Founded October 2006 (2006-10) Tax ID no. 20-5812172 | Type Non-profit (religious) Focus Drug abuse prevention | |
Location |
Foundation for a Drug-Free World (FDFW) is a nonprofit organization based in Los Angeles, California, with a focus on the elimination of drug abuse and its resulting criminality. The Foundation uses the Truth About Drugs campaign materials for drug education. There has been controversy about the claims made by the foundation and about its support by public organizations who were not aware of its link to Scientology.
Contents
History
The Foundation for a Drug-Free World was founded in October 2006. In 2008, it partnered with the United Nations for International Day against Drug Abuse and Illicit Trafficking.
Present
Telegram.com reports of Drug-free World’s involvement in the fight against opioid addiction in Worcester County, Massachusetts where there were 148 overdose deaths in 2016. Foundation volunteers worked with Aids Project Worcester and Rockdale Recovery High School.

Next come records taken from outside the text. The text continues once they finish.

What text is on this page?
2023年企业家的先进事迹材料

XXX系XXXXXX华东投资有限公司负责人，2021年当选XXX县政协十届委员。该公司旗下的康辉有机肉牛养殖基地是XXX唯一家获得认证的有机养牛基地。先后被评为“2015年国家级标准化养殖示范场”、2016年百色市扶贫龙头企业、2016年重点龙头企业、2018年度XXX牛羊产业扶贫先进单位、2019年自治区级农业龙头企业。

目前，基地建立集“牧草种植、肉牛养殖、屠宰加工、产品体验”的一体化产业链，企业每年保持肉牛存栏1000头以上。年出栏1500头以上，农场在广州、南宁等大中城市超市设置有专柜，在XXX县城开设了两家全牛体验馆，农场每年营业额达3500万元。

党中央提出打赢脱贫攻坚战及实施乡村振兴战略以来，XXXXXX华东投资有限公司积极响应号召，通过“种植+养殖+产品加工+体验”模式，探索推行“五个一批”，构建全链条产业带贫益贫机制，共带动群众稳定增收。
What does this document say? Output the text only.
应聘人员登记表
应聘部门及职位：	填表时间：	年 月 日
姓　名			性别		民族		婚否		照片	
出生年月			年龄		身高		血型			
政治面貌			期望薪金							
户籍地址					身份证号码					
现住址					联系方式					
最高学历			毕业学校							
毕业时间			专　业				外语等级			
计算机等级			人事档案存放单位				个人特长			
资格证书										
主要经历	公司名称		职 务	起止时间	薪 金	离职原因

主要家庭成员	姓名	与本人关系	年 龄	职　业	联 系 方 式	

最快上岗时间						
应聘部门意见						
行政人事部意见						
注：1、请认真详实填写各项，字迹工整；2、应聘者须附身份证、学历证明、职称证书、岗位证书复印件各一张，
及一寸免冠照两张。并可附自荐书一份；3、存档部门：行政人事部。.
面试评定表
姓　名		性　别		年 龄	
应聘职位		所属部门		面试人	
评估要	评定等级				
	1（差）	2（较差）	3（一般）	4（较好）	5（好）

Grant Cardone, real estate investor, motivational speaker and best-selling author donated one hundred percent of the proceeds from the book “Be Obsessed or Be Average” to Drug-free World.
Relation to Scientology and Narconon
In 2012, the police department of Santa Ana distributed anti-drug pamphlets provided by the Foundation for a Drug-Free World. A reporter called the contact number on the pamphlets and asked where to get help for drug abuse. He was directed to Narconon Arrowhead, the flagship rehab centre of Narconon International, which is classified as a Scientology related entity by the IRS. The SAPD withdrew the pamphlets after the reported link.
The "Drug-Free Marshal" program started in November, 2008, at Las Cruces, New Mexico. The Foundation for a Drug-Free World supplied the pamphlets, at the bottom of which contained a notice of copyright by Foundation for a Drug-Free World, Narconon and Association for Better Living and Education, all programs sponsored by the Church of Scientology. After the city mayor found out that the anti-drug program was created and bankrolled by the Church of Scientology, he apologized and ended the program.
After an investigation by the State of California into the Narconon anti-drug education program, State Superintendent Jack O'Connell urged all California schools to drop the program for its inaccurate and unscientific information in 2005, the year before the Foundation for a Drug-Free World was founded.